If you have relatively few pieces of text (for example, around N = 1000 pieces of text), and it's OK for your system to occasionally give a "false positive",
you might consider using a truncated hash.
For example:
Alice has a database of around N = 1000 sensitive documents on a secured computer that is normally turned off.
Alice is willing to have a false positive error rate of e = 1/100.
Before that computer is turned off, Alice uses that computer with any cryptographically secure hash function (SHA-3, BLAKE, Argon2, etc.) to hash each document (perhaps using the same publicly-published salt value for all 1000), then
truncate the hash to log2( N/e ) = log2( 1000 * 100 ) = around 17 bits,
then copy those 17-bit truncated hashes to a USB stick and then puts that USB stick in a separate server that Alice keeps turned on and allows the public to access.

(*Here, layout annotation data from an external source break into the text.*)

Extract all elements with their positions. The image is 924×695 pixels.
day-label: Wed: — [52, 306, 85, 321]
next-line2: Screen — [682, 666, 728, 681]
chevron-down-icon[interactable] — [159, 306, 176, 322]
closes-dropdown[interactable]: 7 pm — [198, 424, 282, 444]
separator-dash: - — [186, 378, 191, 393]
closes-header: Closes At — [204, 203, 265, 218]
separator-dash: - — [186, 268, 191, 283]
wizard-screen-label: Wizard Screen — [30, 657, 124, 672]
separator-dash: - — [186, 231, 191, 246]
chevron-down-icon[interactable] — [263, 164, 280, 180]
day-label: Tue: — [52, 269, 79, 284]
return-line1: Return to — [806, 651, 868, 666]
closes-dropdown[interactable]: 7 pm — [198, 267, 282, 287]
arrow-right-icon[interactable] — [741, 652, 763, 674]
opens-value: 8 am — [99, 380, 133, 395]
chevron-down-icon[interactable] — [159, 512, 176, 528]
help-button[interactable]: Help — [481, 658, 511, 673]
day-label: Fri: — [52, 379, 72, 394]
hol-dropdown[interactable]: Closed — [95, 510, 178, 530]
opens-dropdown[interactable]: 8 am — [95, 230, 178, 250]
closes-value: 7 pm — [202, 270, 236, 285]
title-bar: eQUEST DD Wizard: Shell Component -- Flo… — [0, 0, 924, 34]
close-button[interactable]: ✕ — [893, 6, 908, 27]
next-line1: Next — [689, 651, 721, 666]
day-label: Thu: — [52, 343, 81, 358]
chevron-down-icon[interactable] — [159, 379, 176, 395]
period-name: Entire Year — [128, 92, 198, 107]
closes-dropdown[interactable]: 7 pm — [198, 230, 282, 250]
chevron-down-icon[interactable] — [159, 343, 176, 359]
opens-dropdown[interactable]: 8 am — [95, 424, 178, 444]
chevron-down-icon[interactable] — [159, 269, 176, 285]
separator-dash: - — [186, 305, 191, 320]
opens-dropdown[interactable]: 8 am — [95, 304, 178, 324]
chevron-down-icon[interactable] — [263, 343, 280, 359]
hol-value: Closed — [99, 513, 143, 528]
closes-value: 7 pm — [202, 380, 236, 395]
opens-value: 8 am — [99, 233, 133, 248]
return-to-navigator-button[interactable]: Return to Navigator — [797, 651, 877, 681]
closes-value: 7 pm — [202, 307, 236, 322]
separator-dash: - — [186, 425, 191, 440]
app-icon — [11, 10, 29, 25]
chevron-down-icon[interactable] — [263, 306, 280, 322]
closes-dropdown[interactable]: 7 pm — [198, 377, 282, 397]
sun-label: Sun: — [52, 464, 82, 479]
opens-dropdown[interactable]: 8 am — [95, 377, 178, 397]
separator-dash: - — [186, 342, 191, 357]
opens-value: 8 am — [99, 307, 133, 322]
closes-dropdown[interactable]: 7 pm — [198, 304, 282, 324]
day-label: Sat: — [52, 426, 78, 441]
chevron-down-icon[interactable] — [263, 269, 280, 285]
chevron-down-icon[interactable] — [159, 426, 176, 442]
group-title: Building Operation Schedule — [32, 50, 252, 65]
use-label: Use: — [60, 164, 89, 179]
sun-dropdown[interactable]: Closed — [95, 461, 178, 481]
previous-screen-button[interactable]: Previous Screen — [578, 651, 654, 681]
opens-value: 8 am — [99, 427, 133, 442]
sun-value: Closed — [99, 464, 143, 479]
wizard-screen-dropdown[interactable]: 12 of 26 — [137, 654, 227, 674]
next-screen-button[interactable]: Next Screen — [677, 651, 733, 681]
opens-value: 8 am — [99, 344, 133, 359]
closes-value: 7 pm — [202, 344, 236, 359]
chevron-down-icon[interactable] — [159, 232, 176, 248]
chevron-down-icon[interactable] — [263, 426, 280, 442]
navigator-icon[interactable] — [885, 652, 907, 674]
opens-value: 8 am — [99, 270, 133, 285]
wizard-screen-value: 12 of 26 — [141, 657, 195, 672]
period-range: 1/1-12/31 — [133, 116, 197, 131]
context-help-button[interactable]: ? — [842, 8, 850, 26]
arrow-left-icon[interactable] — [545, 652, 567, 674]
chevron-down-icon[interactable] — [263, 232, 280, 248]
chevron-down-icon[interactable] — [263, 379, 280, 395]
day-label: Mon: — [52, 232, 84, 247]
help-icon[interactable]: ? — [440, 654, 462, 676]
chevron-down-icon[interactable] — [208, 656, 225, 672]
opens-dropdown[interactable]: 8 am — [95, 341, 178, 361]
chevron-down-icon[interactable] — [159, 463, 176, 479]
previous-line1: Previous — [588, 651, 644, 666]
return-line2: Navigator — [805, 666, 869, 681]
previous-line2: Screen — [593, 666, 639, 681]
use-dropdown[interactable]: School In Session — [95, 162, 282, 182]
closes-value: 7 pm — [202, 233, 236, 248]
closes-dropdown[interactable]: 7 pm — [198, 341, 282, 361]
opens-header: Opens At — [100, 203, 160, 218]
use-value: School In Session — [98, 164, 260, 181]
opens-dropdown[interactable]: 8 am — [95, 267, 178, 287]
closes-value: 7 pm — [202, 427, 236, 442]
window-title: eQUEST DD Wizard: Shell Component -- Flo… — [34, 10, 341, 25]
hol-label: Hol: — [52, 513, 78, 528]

Later, Bob has some allegedly sensitive document in hand and wonders if it is the same as one of those previous documents.
So Bob hashes the document in hand, and compare its 17-bit truncated hash to each of the roughly 1000 hash values on the server (possibly using a relatively quick binary search).
The result will always be one of:
- No match: No, that document is definitely not on the secured computer
- Match: That document might be on the secured computer.
This algorithm is fairly resistant to the "learn the remaining information attack",
because there are so many false positives it's difficult for an attacker to figure out which one is the actual remaining information.
If someone randomly generates a bunch of documents (none of which exactly match any of the sensitive documents), I expect about 1% of those documents to have a coincidentally-matching hash value, giving the "false positive" of "That document might be on the secured computer".
The remaining 99% of those documents give the correct "No, that document is definitely not on the secured computer".